Hello! I tried searching around for solutions, but nothing seems quite like what I'm dealing with on Windows 8.1. Any helpful suggestions are greatly appreciated!



> I bought a Lenovo Y510p a few months ago and it came with 8gb of RAM, an i7, and a Nvidia 750 card so I could play games like Dishonored. Though it worked fine at first, I started encountering "Low Memory" warnings, suggesting that I close my open game, and occasional BSODs (I believe the error was IRQL_NOT_LESS_OR_EQUAL). I thought changing the size of the paging file would help, first manually and then setting it to Automatic, but it hasn't. Right now, the virtual memory tab is set on Automatic and it says: "Recommended: 4538MB, Currently Allocated: 19456MB" and I still get low memory warnings.
> 
> My roommate told me about the concept of "memory leaks", and so I started investigating that. My first look was at the Task Manager, which shows a constant 50% of my memory being used at all times (3.8/7.7 GB). I went down the list and added up the memory usage listed for each program and got about 800MB being accounted for under the "Memory (50%)" tab. I then downloaded "Process Explorer" and looked at the "Virtual Memory" tab. Svchost.exe tops the list with 4,324,604K and a second svchost.exe under it has 1,190,268K. Together, that's a little over 5GB going towards svchost.exe. On the bottom, there is a link that shows what services are attached with the 4million k svchost.
> 
> ...


----------



## dragonflash (Feb 19, 2014)

Update: I stopped Superfetch and that took the svchost with 4,000,000 bytes down to a reasonable 100,000. Not sure if the 1,000,000 byte svchost is reasonable or not, but I think getting rid of Superfetch should ease my memory qualms.


----------



## rott (May 6, 2014)

dragonflash said:


> Hello! I tried searching around for solutions, but nothing seems quite like what I'm dealing with on Windows 8.1. Any helpful suggestions are greatly appreciated!

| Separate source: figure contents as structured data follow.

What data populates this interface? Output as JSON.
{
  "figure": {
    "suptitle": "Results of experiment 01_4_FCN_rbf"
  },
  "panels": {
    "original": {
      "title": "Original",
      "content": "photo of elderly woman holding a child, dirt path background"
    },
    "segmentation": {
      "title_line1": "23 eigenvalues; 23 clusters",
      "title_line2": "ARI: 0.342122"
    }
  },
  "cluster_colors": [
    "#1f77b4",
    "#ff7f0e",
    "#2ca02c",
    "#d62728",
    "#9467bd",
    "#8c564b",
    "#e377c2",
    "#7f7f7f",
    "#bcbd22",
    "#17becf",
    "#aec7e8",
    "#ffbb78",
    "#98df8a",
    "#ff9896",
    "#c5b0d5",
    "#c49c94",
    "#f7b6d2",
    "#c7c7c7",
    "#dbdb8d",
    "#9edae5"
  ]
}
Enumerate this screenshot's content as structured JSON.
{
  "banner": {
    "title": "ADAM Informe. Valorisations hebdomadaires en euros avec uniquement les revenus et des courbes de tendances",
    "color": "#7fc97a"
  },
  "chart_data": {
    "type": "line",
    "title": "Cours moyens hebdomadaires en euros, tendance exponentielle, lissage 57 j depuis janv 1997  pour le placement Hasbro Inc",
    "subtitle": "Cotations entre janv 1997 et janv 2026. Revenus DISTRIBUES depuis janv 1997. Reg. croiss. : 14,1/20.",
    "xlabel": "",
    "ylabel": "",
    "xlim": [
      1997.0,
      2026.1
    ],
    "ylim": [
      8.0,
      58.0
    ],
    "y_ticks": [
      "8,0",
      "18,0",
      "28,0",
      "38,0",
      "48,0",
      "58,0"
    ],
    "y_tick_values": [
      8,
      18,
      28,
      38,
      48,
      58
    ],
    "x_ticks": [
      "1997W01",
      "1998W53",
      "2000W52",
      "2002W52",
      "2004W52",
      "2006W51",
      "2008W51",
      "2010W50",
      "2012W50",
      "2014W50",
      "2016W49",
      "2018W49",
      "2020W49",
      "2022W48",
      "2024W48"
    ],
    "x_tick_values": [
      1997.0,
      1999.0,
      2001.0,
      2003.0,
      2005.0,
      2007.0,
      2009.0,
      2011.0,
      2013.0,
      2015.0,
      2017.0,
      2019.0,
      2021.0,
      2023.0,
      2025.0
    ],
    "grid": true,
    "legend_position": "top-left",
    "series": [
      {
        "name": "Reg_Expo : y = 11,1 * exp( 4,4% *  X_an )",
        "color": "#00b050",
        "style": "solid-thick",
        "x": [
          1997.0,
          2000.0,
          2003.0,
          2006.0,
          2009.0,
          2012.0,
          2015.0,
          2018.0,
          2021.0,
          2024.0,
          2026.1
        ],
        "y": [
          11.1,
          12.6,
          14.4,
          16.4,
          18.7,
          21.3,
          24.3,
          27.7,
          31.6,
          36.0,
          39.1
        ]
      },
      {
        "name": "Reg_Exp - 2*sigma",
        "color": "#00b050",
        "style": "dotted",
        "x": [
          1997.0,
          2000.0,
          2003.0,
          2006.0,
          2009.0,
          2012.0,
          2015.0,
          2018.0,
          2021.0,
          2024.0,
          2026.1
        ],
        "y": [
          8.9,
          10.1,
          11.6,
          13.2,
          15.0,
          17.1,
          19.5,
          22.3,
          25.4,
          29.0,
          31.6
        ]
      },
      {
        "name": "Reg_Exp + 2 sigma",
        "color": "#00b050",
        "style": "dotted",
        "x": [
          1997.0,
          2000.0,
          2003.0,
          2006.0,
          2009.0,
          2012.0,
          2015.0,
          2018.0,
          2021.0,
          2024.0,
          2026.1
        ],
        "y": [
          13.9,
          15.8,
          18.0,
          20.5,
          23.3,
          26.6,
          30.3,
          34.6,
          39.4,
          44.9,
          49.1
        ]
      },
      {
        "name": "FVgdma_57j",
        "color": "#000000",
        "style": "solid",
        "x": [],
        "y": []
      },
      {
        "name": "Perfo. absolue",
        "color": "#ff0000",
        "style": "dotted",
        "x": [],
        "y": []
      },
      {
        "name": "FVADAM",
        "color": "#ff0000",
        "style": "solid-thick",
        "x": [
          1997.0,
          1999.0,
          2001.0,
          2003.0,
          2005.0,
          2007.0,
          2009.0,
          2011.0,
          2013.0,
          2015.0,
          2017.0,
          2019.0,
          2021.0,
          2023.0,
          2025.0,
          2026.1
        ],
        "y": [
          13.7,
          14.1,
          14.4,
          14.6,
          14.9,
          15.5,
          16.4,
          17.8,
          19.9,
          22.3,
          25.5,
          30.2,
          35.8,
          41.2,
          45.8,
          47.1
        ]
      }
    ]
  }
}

Hi, this issue is being addressed to. It has affected many gamers. You need to read this...

https://communities.intel.com/thread/49139?start=0&tstart=0

and...

Windows 8.1 x64 - Low memory while playing full screen games - Microsoft Community

The Intel and Microsoft forums. This is possibly an Intel driver not being compatible to windows 8.1 and they are trying to fix it. That's the latest from Intel.


----------



## dragonflash (Feb 19, 2014)

Thank you so much for your reply! It's been hard finding anyone with actual information about the problem.


----------



## rott (May 6, 2014)

dragonflash said:


> Thank you so much for your reply! It's been hard finding anyone with actual information about the problem.


You're welcome! You're not alone, I have the same issue too. Waiting for a fix from Intel or MS.


----------